Dentre os erros que se pode cometer, está menosprezar a disposição golpista nas Forças Armadas
O fato do ministro Alexandre de Moraes ter levantado o sigilo sobre os depoimentos dos investigados na Operação Tempus Veritatis, sobre a tentativa de golpe de Estado, foi decisivo para jogar mais luzes na compreensão do que estava e do que continua em curso no Brasil. A partir da publicização dos depoimentos e de eventuais testemunhas, passamos ter uma noção mais precisa sobre até onde pretendia ir a cúpula do governo Bolsonaro.
O conjunto das declarações, inclusive dos comandantes das Forças Armadas de Bolsonaro, demonstram que a tentativa de golpe chegou efetivamente muito perto de se consumar. Ainda será preciso conhecer e compreender outros aspectos que intervieram para que a intentona reacionária, como as relações internacionais e o peso da posição do governo Biden e das Forças Armadas dos EUA, não fosse a cabo. Contudo, não pode mais haver qualquer dúvida sobre a disposição para executar o plano golpista.
A negativa de dois dos três comandantes, apenas o Almirante Garnier da Marinha teria consentido com a manobra golpista, efetivamente impediu o desfecho golpista, mas não ilide a pequena distância que separa entre executar ou não o golpe. Grande parte das lideranças militares compartilhou o desejo golpista e esteve engajada na sua preparação.
Entre tantos generais envolvidos até o pescoço, o consentimento de Garnier e as ligações diretas do General Estevam Theophilo, ex-chefe do Comando de Operações Terrestres, com Bolsonaro revelam uma realidade complexa e fragmentada dentro das Forças Armadas.

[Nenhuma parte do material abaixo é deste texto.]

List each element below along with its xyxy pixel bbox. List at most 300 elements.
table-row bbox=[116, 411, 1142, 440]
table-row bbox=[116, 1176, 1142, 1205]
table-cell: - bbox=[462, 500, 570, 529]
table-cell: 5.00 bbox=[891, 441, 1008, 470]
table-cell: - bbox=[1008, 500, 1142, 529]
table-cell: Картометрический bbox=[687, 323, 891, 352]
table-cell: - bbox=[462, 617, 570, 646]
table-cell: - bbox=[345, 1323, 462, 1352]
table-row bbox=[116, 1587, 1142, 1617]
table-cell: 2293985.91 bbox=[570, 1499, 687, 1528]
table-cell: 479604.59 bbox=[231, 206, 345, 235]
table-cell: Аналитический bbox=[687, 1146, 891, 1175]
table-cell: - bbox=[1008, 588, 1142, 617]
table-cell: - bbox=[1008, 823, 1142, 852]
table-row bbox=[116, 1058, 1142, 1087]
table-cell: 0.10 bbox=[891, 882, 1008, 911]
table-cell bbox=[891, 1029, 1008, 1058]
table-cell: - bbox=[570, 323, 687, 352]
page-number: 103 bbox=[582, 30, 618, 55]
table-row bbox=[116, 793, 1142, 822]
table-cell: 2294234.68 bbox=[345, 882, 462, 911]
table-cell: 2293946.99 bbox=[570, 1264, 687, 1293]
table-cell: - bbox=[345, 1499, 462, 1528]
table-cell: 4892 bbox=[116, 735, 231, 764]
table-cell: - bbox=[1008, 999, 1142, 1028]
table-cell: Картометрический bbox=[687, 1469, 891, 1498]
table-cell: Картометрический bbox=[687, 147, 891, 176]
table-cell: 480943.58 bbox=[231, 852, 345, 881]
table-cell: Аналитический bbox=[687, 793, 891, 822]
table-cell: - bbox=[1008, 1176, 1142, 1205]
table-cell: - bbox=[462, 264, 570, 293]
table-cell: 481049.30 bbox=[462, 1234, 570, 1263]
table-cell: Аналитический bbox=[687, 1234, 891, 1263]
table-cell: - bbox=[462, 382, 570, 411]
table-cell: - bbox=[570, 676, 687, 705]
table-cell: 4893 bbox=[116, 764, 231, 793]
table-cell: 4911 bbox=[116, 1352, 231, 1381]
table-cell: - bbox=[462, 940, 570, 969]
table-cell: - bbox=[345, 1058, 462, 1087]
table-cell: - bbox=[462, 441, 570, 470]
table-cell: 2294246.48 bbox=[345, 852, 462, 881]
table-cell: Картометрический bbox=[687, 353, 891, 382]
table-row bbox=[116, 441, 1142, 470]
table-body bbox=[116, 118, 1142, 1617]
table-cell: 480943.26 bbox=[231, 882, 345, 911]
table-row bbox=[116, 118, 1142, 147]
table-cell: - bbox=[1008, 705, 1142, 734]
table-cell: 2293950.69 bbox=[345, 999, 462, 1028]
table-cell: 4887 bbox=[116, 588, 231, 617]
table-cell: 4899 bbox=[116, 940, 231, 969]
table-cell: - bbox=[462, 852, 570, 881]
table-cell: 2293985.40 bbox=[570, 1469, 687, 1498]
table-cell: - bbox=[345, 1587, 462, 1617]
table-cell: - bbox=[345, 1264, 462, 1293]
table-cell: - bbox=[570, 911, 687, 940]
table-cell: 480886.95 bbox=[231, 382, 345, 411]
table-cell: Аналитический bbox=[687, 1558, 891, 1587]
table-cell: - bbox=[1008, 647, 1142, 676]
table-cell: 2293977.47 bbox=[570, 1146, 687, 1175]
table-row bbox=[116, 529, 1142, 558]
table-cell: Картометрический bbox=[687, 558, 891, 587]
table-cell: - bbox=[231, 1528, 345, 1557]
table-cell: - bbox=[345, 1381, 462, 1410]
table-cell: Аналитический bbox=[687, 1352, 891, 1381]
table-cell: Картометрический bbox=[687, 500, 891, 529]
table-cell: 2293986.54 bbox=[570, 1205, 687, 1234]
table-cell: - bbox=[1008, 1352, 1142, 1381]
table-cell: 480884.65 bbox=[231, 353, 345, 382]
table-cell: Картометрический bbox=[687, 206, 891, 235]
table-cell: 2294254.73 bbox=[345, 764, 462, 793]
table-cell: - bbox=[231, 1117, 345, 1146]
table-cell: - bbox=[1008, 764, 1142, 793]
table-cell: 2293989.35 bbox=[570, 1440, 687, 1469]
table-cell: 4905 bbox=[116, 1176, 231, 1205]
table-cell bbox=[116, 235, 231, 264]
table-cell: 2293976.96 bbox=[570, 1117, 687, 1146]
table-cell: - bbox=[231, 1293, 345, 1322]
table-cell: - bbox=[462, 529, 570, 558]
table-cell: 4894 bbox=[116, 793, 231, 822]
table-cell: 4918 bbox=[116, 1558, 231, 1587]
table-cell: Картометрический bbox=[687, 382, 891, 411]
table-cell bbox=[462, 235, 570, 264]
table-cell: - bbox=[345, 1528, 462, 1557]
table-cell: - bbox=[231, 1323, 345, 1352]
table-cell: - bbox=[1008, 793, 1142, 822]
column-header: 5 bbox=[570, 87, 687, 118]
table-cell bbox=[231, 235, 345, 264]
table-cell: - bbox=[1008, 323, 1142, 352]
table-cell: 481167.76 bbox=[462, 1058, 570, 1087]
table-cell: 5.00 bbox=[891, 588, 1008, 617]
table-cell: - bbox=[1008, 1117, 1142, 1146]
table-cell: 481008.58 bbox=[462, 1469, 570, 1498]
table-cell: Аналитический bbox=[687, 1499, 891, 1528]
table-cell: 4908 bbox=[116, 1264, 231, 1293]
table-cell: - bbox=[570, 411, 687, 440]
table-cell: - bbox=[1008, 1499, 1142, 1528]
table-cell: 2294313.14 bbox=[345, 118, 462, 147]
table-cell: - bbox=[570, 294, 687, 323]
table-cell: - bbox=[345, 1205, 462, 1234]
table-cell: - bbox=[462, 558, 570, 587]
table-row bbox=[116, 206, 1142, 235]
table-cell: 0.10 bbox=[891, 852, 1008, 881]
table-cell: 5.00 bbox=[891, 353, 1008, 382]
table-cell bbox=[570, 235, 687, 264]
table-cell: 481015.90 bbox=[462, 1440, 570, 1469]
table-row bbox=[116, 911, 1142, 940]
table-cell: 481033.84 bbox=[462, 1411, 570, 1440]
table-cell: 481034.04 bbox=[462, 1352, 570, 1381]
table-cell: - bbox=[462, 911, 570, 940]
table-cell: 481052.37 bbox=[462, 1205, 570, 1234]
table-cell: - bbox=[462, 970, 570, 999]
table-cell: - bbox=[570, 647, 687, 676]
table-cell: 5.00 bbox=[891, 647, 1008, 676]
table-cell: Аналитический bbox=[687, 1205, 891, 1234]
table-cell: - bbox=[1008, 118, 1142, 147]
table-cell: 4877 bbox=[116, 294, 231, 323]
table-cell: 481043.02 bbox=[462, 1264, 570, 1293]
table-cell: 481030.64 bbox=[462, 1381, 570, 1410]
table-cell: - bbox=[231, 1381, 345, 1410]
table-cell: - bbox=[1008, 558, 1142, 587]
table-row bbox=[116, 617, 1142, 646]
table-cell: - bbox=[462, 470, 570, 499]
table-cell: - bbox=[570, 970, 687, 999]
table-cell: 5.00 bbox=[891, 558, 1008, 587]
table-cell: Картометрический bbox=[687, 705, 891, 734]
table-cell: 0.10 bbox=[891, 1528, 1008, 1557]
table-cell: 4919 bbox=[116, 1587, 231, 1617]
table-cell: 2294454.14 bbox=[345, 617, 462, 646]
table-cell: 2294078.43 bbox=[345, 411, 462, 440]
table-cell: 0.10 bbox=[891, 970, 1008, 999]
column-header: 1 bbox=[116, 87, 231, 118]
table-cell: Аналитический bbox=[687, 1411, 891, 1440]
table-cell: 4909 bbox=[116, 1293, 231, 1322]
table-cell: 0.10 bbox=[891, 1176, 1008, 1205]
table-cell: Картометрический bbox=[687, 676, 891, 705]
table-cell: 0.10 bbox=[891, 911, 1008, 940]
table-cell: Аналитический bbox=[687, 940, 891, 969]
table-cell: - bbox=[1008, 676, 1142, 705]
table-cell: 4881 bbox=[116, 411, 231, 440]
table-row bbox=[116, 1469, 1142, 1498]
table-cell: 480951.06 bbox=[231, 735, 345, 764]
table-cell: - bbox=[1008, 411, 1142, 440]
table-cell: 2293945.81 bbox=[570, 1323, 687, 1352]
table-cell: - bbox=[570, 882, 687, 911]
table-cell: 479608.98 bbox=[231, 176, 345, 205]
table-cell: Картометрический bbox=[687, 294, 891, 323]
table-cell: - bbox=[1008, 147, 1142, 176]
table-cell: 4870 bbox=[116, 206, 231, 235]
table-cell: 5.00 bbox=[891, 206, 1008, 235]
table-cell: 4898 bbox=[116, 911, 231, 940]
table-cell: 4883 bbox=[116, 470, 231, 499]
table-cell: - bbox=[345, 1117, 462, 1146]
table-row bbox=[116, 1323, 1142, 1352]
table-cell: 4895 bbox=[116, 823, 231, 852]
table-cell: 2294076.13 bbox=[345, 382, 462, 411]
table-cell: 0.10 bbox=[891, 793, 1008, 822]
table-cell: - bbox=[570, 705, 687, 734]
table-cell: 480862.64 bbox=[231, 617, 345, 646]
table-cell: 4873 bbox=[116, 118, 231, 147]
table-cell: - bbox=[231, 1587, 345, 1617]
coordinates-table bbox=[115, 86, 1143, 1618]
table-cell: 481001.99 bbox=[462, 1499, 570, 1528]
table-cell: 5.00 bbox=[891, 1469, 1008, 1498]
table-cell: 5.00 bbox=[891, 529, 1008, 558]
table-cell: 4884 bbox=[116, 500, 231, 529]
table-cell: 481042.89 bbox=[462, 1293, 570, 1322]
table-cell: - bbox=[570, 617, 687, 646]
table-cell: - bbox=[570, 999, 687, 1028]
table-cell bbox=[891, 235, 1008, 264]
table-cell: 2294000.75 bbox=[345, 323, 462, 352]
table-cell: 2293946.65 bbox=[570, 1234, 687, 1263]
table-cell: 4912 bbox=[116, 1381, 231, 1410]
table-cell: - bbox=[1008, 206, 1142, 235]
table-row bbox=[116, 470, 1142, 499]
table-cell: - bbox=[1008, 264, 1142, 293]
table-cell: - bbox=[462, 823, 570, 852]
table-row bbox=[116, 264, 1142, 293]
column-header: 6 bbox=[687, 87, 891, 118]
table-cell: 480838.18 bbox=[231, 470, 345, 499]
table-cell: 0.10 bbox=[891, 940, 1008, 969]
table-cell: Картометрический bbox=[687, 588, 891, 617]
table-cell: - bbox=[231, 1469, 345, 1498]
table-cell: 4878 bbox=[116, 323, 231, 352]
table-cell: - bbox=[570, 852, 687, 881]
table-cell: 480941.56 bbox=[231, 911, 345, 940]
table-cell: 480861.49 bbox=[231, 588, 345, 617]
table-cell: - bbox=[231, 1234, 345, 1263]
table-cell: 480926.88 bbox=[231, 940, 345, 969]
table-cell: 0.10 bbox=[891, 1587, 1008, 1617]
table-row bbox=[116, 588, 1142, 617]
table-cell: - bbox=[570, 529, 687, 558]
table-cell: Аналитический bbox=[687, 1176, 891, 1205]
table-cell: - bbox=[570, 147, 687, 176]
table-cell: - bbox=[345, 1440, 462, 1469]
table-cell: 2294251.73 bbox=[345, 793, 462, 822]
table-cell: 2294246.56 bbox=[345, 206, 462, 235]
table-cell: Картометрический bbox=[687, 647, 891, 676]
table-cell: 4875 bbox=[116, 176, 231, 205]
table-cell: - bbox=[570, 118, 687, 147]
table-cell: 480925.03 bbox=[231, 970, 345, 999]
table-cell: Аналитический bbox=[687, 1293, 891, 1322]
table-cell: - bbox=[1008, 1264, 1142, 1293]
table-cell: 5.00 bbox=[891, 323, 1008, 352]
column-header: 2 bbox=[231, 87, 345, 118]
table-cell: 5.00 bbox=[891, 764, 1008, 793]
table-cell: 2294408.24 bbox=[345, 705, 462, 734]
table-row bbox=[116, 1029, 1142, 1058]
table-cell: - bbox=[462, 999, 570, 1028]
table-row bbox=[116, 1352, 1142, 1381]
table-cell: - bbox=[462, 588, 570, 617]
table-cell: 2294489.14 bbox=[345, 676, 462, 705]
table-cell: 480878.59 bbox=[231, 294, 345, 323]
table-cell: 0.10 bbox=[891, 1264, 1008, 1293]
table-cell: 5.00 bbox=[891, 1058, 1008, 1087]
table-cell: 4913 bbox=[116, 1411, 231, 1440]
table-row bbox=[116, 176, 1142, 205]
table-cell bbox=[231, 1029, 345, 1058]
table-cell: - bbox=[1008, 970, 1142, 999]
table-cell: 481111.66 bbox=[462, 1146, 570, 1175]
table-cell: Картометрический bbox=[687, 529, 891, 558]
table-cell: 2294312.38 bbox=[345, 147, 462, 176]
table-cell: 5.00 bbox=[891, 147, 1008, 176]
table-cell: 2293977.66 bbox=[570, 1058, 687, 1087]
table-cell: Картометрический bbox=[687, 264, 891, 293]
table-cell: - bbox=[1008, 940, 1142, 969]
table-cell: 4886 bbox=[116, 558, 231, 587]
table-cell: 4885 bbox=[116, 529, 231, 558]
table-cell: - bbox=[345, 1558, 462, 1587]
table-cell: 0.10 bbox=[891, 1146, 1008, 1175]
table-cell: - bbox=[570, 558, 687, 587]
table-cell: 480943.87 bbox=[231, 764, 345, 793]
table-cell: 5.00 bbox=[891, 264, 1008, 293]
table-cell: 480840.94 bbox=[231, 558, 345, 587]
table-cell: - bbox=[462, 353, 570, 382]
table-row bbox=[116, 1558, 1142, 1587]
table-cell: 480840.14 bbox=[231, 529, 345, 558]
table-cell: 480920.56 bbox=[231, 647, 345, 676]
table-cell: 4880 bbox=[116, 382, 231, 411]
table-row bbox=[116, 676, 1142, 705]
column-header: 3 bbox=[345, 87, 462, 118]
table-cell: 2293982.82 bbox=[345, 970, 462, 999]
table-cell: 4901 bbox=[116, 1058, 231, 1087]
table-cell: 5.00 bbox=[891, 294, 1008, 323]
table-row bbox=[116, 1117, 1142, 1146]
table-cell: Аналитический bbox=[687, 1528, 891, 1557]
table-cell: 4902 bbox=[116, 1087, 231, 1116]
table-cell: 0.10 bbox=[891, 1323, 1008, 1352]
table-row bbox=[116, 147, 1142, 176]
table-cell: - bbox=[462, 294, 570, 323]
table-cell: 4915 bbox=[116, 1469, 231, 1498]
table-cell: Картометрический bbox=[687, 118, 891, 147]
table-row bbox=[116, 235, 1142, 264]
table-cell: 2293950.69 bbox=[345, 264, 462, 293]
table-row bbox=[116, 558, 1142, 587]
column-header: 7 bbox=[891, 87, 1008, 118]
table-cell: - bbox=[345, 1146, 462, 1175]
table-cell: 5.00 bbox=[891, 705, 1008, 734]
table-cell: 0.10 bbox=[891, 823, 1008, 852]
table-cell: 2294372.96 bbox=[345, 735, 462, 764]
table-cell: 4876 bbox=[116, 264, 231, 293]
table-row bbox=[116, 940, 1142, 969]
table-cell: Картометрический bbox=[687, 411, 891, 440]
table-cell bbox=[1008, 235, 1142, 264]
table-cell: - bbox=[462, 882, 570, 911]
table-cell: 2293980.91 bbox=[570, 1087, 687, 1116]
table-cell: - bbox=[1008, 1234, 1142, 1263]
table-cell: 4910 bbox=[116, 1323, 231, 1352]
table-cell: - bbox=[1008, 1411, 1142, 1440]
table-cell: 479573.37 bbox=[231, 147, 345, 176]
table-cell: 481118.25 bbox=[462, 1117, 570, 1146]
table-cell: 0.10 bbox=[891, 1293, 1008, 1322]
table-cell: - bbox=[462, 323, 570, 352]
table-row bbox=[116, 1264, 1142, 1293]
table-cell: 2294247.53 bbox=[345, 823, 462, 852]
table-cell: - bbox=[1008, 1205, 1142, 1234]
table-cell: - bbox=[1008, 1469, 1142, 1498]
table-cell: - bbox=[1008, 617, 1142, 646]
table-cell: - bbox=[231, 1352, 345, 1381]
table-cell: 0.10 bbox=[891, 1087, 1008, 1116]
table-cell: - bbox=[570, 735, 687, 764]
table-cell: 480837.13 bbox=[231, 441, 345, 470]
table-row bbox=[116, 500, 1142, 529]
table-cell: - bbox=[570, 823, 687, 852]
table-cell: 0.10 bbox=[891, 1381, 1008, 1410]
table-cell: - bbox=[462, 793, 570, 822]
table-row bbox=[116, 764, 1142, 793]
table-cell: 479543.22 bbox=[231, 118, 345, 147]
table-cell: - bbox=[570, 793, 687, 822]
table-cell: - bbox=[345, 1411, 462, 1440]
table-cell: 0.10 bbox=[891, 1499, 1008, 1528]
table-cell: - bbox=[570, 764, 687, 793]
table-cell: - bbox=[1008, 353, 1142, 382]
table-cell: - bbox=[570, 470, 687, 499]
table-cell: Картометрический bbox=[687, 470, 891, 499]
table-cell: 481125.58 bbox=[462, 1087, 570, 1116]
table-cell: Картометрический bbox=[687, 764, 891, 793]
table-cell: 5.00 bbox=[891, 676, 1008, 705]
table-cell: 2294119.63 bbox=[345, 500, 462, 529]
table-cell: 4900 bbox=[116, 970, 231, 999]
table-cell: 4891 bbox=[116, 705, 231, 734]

Além da quebra de hierarquia, os encontros de Bolsonaro com o comandante operacional do Exército, que controla efetivamente a mobilização de tropas, demonstram que havia efetiva preparação para o acionamento de efetivos dispostos, tais como a Brigada de Operações Especiais do Exército e o Corpo de Fuzileiros Navais da Marinha, para a conspiração. O que, se posto em prática poderia funcionar como uma espécie de fagulha no processo golpista.
Dentre os erros que se pode cometer, um dos mais nefastos seria menosprezar a disposição golpista nas Forças Armadas. Simplificar a interpretação sobre os fatos e considerar que não passaram de episódios circunscritos a si mesmo e superados, seriam os outros erros mortais.
O projeto de golpe, não parece ainda totalmente sepultado. A extrema direita e o próprio Bolsonaro não deixaram de agir no sentido de buscar construir as condições suficientes para um golpe. Bolsonaro e seus seguidores continuam questionando a Constituição Federal e o sistema institucional. Suas ações e declarações têm o sentido de aglutinar uma base social favorável a qualquer propósito para inviabilizar a democracia no país. A retórica antilulista, anticomunista e a difusão de valores retrógrados vão movimentando uma base social disposta a dar audiência ao que há de mais conservador na cultura política das elites e de parcela da sociedade brasileira.
Igualmente o cenário internacional, de crescimento da extrema direita, vai naturalizando a xenofobia, o racismo, o ódio, a violência e a rejeição à democracia. Da extrema direita europeia à sionista, passando pelo ressurgimento de Trump nos EUA, a retórica antidemocrática e anti-igualitarista alimenta a crença na interrupção da democracia e na deposição de qualquer governo de esquerda.
O bolsonarismo está circulando no país e buscando canais internacionais para dar continuidade ao golpismo de 8 de janeiro, que ainda não foi efetivamente derrotado. Assim como não foi totalmente superado o saudosismo da própria ditadura de 1964, viva na patética figura do General Augusto Heleno, o assistente do General Frota.
* Este é um artigo de opinião. A visão do autor não necessariamente expressa a linha editorial do jornal Brasil de Fato.